À table

Je n’ai pas mangé de ce poisson, il avait la lippe pendante, la queue molle et son linceul d’herbes ne présageait pas une douce agonie.
Je l’imaginais nageant dans les eaux troubles des canaux bordant la route et finissant son éphémère vie de combat, la tête en bas ou le ventre en l’air, dans les mailles d’un filet crasseux.
Vous savez tous que si le cochon a si mauvaise réputation, et cela depuis l’Antiquité, c’est parce qu’il ne peut pas lever la tête pour voir le ciel et s’adresser aux dieux.
Eh bien, mon pauvre poisson, lui non plus, il n’a pas dû lever la tête pour une harangue bien sentie aux êtres supérieurs, leur faisant savoir que finir sa vie sur un réchaud au centre d’une table n’était pas un sort enviable.

Dépecé sans manière ni le moindre couvert à poisson (zeugma), mais d’une simple cuillère trop ventrue pour lever un filet. Réduit en charpie d’une grossière fourchette trop épaisse pour ne pas arracher la peau en lambeaux. Équeuté, étêté, démembré de ses nageoires épaisses propres, mais sales, à se déplacer dans les plus infâmes cloaques. Sa seule consolation aura été les regards gourmands , les compliments culinaires, les appréciations gustatives, les bols débordants de riz couvert de sa chair et les claquements de langue satisfaits de la légère âpreté du citron couronnant une vie morne et agueusique.

J’ai moi-même nagé dans les eaux sombres de la cuisine locale. Goûtant ici un plat de viande de bœuf aux pousses de bambou, les cubes d’un poulet aux bokchoïs trop cuits ou quelque autre de ces pauvres poissons aux légumes variés. La plupart du temps, par leur présentation, de leur couleur sienne comme le sol battu des routes défoncées, et même aussi par les éclats de vert des petits oignons, tous semblaient se ressembler. Dans une longue course poursuite à l’entéléchie. De notre puissance calorique, nous mangions trois fois par jour d’innombrables bols de riz que nous assaisonnions de ce brouet qui, sans être infâme, était le plus souvent morne et à tout le moins semblable quelle qu’en fût la recette.

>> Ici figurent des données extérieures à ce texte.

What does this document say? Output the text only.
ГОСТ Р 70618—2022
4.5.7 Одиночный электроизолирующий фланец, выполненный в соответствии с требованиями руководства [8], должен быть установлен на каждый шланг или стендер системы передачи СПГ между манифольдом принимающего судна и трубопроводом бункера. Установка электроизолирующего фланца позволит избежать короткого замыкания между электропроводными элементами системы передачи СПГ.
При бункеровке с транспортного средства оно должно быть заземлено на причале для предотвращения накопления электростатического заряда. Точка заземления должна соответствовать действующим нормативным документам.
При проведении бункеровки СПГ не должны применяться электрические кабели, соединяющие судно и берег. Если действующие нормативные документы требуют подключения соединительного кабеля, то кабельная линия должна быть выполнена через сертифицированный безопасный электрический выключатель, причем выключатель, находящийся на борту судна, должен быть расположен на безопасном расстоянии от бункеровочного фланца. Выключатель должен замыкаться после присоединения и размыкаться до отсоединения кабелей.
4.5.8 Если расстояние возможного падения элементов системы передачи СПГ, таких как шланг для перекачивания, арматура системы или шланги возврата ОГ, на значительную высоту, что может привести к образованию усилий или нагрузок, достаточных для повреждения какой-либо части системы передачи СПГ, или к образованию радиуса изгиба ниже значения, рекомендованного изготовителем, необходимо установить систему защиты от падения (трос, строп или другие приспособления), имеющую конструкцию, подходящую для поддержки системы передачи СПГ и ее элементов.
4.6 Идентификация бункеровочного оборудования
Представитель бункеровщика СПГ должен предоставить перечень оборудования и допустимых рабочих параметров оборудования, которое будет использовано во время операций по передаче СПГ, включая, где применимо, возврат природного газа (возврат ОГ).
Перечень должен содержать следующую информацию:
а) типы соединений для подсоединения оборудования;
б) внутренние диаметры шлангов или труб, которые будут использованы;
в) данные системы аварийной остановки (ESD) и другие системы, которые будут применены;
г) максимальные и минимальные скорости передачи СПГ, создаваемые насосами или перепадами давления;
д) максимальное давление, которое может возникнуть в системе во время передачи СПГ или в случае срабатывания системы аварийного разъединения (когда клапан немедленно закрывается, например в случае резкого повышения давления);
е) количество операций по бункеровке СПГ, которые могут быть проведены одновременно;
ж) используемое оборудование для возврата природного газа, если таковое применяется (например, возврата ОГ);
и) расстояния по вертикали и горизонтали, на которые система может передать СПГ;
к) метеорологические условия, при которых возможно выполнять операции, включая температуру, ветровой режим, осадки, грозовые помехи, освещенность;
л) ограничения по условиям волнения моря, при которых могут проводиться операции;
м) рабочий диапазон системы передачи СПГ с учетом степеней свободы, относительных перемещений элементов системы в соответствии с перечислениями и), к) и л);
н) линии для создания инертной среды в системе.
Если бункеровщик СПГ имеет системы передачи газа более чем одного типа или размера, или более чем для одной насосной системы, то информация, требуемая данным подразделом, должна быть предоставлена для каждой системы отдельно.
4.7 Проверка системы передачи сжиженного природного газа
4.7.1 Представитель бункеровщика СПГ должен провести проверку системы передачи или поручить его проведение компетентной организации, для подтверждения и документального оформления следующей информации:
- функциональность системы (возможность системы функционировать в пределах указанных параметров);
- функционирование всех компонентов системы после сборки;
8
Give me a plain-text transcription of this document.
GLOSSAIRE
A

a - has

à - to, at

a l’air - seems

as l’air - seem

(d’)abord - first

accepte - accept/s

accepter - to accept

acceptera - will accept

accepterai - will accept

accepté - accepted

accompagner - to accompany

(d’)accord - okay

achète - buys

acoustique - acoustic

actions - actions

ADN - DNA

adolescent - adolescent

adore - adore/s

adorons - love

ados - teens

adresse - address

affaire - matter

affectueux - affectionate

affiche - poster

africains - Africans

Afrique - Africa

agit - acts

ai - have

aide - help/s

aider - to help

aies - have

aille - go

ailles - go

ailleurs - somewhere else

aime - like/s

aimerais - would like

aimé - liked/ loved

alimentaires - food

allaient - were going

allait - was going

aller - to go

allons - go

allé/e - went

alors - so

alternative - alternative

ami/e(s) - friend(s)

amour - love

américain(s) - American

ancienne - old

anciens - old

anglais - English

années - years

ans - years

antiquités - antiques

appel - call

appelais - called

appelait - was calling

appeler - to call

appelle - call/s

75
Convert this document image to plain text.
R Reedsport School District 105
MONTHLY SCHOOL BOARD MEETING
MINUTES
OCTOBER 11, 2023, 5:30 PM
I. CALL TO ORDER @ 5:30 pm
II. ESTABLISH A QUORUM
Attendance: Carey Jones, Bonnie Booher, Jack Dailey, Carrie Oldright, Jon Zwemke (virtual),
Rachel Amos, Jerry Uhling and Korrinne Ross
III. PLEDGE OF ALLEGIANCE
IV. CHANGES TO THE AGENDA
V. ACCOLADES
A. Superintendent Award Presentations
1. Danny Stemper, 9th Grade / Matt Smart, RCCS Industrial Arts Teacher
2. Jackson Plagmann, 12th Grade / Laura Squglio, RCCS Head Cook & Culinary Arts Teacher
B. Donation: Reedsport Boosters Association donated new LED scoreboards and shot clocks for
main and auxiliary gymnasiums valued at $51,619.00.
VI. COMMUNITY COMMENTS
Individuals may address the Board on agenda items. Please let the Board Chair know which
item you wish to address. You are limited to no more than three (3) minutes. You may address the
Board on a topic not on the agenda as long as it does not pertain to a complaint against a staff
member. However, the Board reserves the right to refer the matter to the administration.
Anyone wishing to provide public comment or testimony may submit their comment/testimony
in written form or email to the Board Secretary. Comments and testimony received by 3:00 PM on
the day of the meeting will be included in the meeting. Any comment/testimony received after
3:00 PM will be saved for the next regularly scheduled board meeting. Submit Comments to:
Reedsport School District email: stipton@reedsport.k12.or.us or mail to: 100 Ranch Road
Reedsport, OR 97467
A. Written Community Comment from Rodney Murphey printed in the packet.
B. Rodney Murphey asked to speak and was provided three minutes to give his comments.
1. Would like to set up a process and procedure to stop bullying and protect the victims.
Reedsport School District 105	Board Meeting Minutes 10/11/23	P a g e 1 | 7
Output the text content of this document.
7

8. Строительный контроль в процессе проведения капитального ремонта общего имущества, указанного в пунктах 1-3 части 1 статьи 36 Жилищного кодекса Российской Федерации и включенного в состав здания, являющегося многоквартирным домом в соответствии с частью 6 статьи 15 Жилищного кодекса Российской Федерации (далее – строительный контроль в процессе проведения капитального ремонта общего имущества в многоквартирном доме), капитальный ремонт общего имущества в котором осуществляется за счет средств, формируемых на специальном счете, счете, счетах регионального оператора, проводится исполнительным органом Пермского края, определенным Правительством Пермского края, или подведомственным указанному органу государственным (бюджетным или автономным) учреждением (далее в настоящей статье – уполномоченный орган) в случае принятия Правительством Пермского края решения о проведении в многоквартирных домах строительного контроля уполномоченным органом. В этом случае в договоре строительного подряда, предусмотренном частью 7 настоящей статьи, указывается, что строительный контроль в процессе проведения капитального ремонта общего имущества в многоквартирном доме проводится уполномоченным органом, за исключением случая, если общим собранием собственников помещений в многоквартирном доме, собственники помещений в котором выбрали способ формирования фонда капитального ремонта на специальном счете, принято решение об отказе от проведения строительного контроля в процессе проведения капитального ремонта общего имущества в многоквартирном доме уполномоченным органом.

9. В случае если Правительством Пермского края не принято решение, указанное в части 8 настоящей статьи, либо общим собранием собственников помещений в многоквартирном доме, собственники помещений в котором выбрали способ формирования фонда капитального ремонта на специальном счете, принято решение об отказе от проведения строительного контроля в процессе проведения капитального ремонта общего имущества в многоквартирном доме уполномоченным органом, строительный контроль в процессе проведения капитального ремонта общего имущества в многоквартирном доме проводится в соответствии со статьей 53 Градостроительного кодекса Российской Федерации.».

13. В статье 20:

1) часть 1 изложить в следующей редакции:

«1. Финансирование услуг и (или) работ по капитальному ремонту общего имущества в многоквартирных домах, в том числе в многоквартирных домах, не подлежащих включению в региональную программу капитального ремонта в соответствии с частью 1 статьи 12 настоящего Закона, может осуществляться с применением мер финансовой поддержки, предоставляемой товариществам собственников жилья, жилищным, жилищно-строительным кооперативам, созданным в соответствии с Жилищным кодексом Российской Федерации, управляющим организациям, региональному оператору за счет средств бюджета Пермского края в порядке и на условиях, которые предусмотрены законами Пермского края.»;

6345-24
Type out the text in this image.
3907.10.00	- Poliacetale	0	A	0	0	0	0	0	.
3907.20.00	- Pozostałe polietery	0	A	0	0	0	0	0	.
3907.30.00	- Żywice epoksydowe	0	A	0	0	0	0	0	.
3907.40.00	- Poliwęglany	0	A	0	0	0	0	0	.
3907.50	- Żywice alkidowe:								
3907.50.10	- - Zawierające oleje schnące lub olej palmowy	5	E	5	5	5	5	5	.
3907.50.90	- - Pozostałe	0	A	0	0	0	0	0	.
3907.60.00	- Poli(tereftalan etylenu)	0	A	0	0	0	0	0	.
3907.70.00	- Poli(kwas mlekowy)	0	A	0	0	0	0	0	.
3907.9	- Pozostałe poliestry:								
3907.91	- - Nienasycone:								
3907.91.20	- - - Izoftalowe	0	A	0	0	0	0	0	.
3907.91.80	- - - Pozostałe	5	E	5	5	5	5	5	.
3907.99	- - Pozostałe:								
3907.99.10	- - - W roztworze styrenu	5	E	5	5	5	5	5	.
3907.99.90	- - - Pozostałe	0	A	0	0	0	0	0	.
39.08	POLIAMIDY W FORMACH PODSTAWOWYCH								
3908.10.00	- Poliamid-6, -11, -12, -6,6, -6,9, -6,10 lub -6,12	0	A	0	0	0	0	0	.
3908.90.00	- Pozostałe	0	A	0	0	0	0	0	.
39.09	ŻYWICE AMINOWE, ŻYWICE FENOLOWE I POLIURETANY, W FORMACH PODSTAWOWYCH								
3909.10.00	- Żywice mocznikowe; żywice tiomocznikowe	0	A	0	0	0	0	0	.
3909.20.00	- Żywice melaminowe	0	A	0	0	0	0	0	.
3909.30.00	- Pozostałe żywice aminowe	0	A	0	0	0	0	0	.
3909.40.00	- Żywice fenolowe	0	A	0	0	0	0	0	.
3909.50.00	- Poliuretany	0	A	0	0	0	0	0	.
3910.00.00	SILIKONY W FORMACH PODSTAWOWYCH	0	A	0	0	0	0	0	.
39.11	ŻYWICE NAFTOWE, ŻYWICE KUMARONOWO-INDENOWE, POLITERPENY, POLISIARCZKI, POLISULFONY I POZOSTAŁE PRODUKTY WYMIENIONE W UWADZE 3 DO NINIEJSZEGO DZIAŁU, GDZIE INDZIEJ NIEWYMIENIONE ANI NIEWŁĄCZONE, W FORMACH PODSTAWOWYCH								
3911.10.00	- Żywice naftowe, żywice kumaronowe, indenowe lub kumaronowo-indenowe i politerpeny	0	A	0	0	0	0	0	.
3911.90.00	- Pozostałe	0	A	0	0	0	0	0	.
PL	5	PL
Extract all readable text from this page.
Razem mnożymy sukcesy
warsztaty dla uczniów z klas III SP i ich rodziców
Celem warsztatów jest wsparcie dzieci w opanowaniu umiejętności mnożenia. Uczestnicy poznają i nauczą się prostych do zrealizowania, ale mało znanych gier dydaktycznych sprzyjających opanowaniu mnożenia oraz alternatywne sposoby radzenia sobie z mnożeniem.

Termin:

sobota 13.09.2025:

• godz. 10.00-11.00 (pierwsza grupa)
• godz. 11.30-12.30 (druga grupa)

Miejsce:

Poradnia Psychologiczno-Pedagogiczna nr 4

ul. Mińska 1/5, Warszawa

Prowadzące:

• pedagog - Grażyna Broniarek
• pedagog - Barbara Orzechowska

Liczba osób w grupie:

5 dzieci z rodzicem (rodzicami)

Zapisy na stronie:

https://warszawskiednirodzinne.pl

Bien sûr, quelques plats ont fait le miracle de l’élévation, et ce sont eux qui resteront en mémoire pour sublimer l’expérience gustative de la fameuse cuisine cambodgienne. Un plat d’herbes des lagunes appelé « morning glory » a été plusieurs fois un régal entre tous. Est-ce parce qu’il fleurit le matin ou parce qu’il infère des matins joyeux à nous autres pauvres mâles animaux, le nom enchantait les sens et le goût les papilles.
Mon ami autrichien n’avait pas saisi le sous-entendu graveleux et j’ai donc pu le prendre, de bon matin, mais à l’épicerie, le « morning glory » à la main.

Sans être une découverte en soi, les succulents plateaux de fruits qui jalonnaient notre route ont aussi fait notre régal parce que frais et mûrs à point.
Nous savons, je sais, vous savez que, revenus chez nous, nous ne retrouverons jamais ces saveurs et qu’il faudra repartir pour en déguster les épices, les sucres et les délices.